Presently the wind dropped almost to a flat calm. The crested seas, beaten down by the rain, subsided into long sullen rollers.

"Merely a lull," declared the warrant officer. "I've put in three commissions up the Straits, and I ought to know a bit about the weather by this time, or I'm a Dutchman. It'll veer and blow dead in our teeth."

"Up helm and let her lay to on the port tack," ordered the sub, glad to have the experience and resource of the warrant officer at his disposal. He thrust back the sliding hatch of the companion and glanced at an aneroid on the bulkhead. The barometer stood at 28.75", with a decided tendency to drop still lower.

"Wish to goodness we had fore and aft canvas instead of this unwieldy tackle," he thought, as the fore yard rattled in the slings and hammered against the raking mast with a succession of thuds that shook the vessel from truck to keel. "However, it's no use wanting what is not to be had. I'll have that foresail close reefed. If Gripper was right, we'll have plenty of sea room. Hullo, Stevenson, what is it now?"

This to the leading hand of the carpenter's crew, who had just come up from below.

"Three feet of water in the forehold, sir," he reported. "Maybe some of the gear's carried away and stove a plank, or else she's strained her forefoot."

Hands were immediately ordered to the pumps, with the result that the leak was soon got under control, but directly the wind piped up again the influx of water was resumed. Evidently the hammering of the sea had either started a plank or loosened some of her caulking, necessitating constant work with the powerful semi-rotary pumps with which the felucca had been supplied in lieu of the antiquated gadgets previously fitted to get rid of the bilge water.

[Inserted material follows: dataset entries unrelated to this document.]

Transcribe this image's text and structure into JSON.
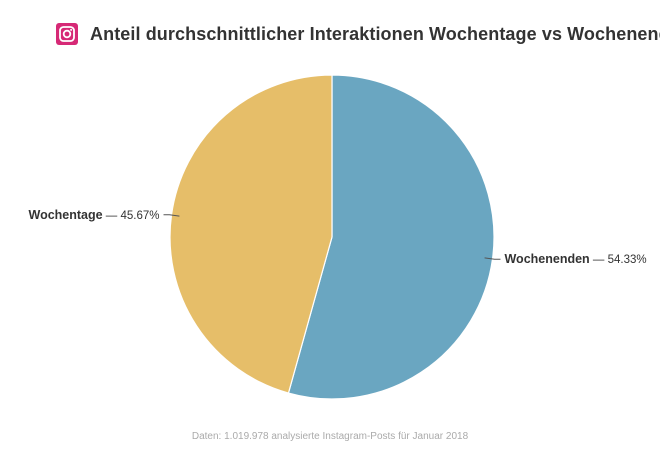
{
  "header": {
    "title": "Anteil durchschnittlicher Interaktionen Wochentage vs Wochenenden",
    "logo_icon": "instagram-icon",
    "logo_color": "#d62976"
  },
  "footer": {
    "source": "Daten: 1.019.978 analysierte Instagram-Posts für Januar 2018"
  },
  "chart_data": {
    "type": "pie",
    "title": "Anteil durchschnittlicher Interaktionen Wochentage vs Wochenenden",
    "slices": [
      {
        "name": "Wochenenden",
        "value": 54.33,
        "label": "54.33%",
        "color": "#6aa6c1"
      },
      {
        "name": "Wochentage",
        "value": 45.67,
        "label": "45.67%",
        "color": "#e6be69"
      }
    ]
  }
}
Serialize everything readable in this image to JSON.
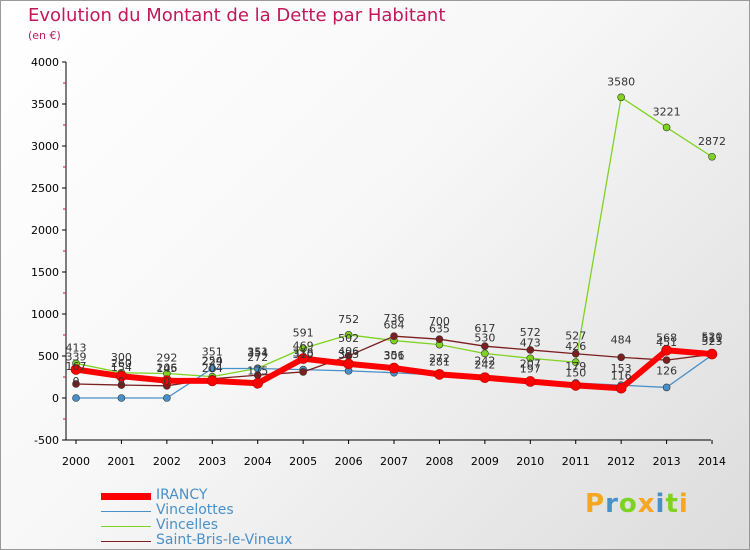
{
  "title": "Evolution du Montant de la Dette par Habitant",
  "unit": "(en €)",
  "logo": {
    "text": "Proxiti"
  },
  "chart_data": {
    "type": "line",
    "x": [
      2000,
      2001,
      2002,
      2003,
      2004,
      2005,
      2006,
      2007,
      2008,
      2009,
      2010,
      2011,
      2012,
      2013,
      2014
    ],
    "ylim": [
      -500,
      4000
    ],
    "yticks": [
      -500,
      0,
      500,
      1000,
      1500,
      2000,
      2500,
      3000,
      3500,
      4000
    ],
    "grid": false,
    "legend": "bottom-left",
    "series": [
      {
        "name": "IRANCY",
        "color": "#ff0000",
        "values": [
          339,
          260,
          206,
          204,
          175,
          469,
          406,
          356,
          281,
          242,
          197,
          150,
          116,
          568,
          523
        ],
        "labels": [
          "339",
          "260",
          "206",
          "204",
          "175",
          "469",
          "406",
          "356",
          "281",
          "242",
          "197",
          "150",
          "116",
          "568",
          "523"
        ]
      },
      {
        "name": "Vincelottes",
        "color": "#4a90c8",
        "values": [
          0,
          0,
          0,
          351,
          351,
          338,
          323,
          301,
          272,
          242,
          207,
          179,
          153,
          126,
          511
        ],
        "labels": [
          "0",
          "0",
          "0",
          "351",
          "351",
          "338",
          "323",
          "301",
          "272",
          "242",
          "207",
          "179",
          "153",
          "126",
          "511"
        ]
      },
      {
        "name": "Vincelles",
        "color": "#7ed321",
        "values": [
          413,
          300,
          292,
          254,
          354,
          591,
          752,
          684,
          635,
          530,
          473,
          426,
          3580,
          3221,
          2872
        ],
        "labels": [
          "413",
          "300",
          "292",
          "254",
          "354",
          "591",
          "752",
          "684",
          "635",
          "530",
          "473",
          "426",
          "3580",
          "3221",
          "2872"
        ]
      },
      {
        "name": "Saint-Bris-le-Vineux",
        "color": "#7b1f1f",
        "values": [
          167,
          154,
          145,
          229,
          272,
          310,
          502,
          736,
          700,
          617,
          572,
          527,
          484,
          451,
          520
        ],
        "labels": [
          "167",
          "154",
          "145",
          "229",
          "272",
          "310",
          "502",
          "736",
          "700",
          "617",
          "572",
          "527",
          "484",
          "451",
          "520"
        ]
      }
    ]
  }
}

But Petty Officer Stevenson was a man of many parts—one of those resourceful individuals whose value is not sufficiently appreciated by the Powers that Be. Calling for a couple of hands to volunteer for the hazardous work, he went below, and in the heaving, confined space of the forehold, set to work to remove a number of the barrels and chests at the immediate risk of being jammed between the heavy articles as they jolted and slid with every movement of the vessel. The sight of a steady stream of water rewarded his efforts. Betwixt wind and water one of the planks had been "started," probably by the impact of a piece of floating wreckage.

By means of a bit of tarred canvas with a backing of copper sheet Stevenson succeeded in stopping the leak, short pieces of timber being shored up between the ribs to make all secure, and at the end of two hours' hard and exhausting work the three men returned on deck, the petty officer making his satisfactory report as nonchalantly as if he had just carried out some trivial routine.

Throughout the rest of the day and the whole of the ensuing night, the "Georgeos Nikolaos" drove almost under bare poles, for sail had been reduced to a close-reefed foresail. Not a craft of any description had been sighted during the whole of that time. It was quite possible that more than once the felucca was in imminent danger of being run down by large steamers plying their way without lights through the trackless wastes; reasonable even to assume that she had sailed over U-boats that, to avoid the storm, were running submerged at a depth of a hundred to one hundred and fifty feet. More than once Farrar's thoughts flew to Billy Barcroft. He found himself picturing the "Avenger," and wondering how she was faring should the flying-boat happen to be caught out in the sudden storm. Long afterwards the sub made the discovery that Barcroft was "up" during the gale, and running serenely at a height of 8,000 feet, had passed within a few miles of the "Georgeos Nikolaos," for the "Avenger" was on her way to take up patrolling duties in the AEgean, where U-boats had been somewhat too active of late.